Get the output size of the transcoder.

Types

build_opt()

@type build_opt() ::
  {:input_size, pos_integer()}
  | {:output_size, pos_integer()}
  | {:dict_size, pos_integer()}
  | {:top_k, pos_integer()}

Options for build/1.

Functions

build(opts \\ [])

@spec build([build_opt()]) :: Axon.t()

Build a transcoder.

Options

  • :input_size - Source layer activation dimension (required)
  • :output_size - Target layer activation dimension (required)
  • :dict_size - Number of dictionary features (default: 4096)
  • :top_k - Number of active features (default: 32)

Returns

An Axon model mapping [batch, input_size] to [batch, output_size].

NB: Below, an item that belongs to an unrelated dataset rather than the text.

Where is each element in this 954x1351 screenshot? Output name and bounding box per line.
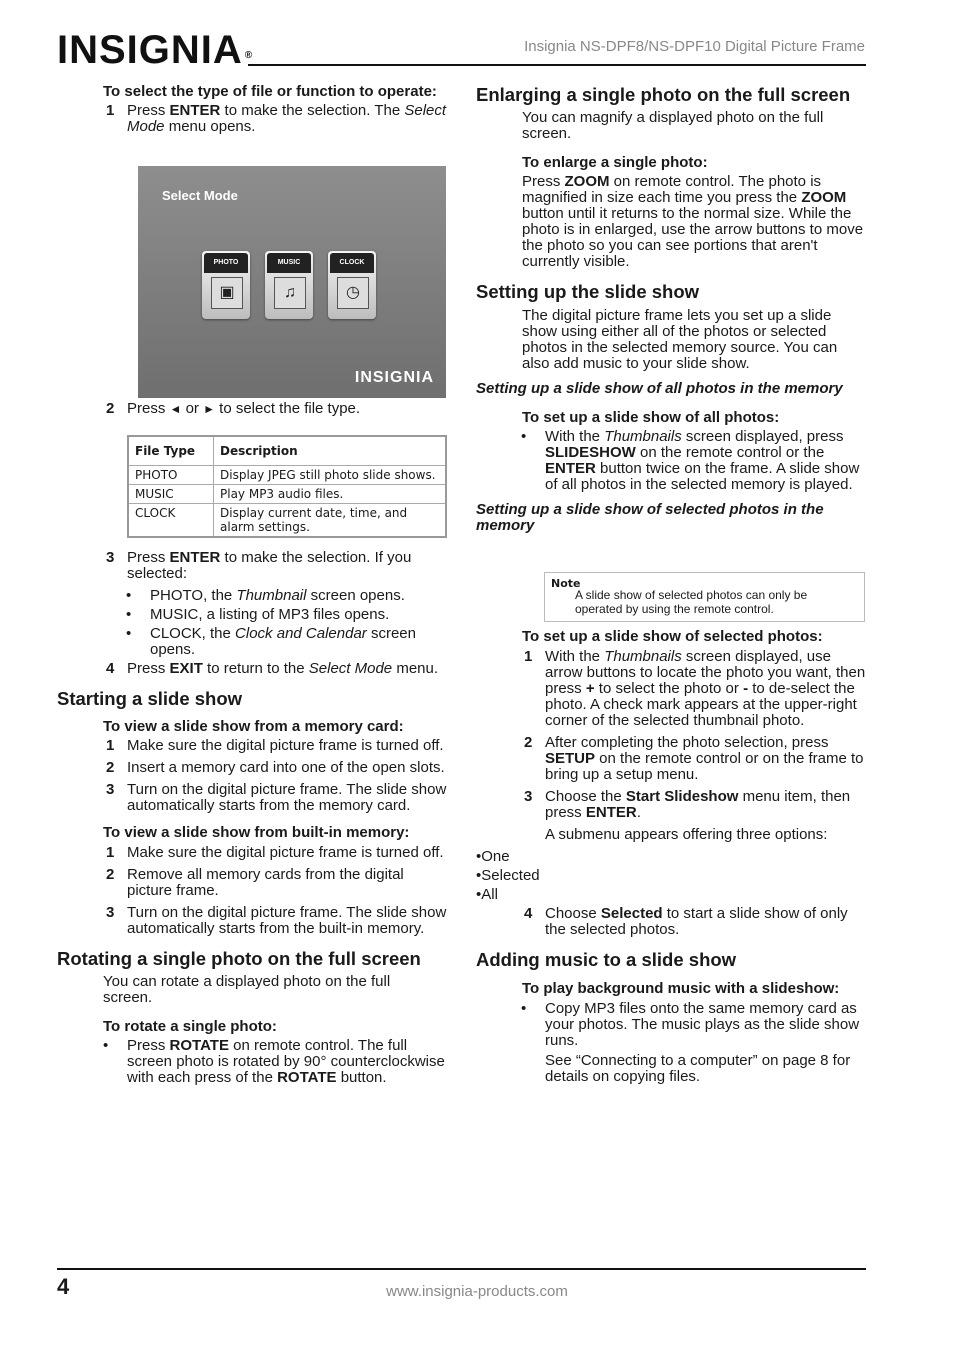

loss(target, reconstruction, hidden_acts, opts \\ [])

@spec loss(Nx.Tensor.t(), Nx.Tensor.t(), Nx.Tensor.t(), keyword()) :: Nx.Tensor.t()

Compute transcoder training loss: reconstruction MSE + L1 sparsity penalty.

Parameters

  • target - Target layer activations [batch, output_size]
  • reconstruction - Transcoder output [batch, output_size]
  • hidden_acts - Sparse hidden activations [batch, dict_size]
  • opts - Options:
    • :l1_coeff - L1 penalty coefficient (default: 1.0e-3)

Returns

Scalar loss tensor.

output_size(opts \\ [])

@spec output_size(keyword()) :: pos_integer()

Get the output size of the transcoder.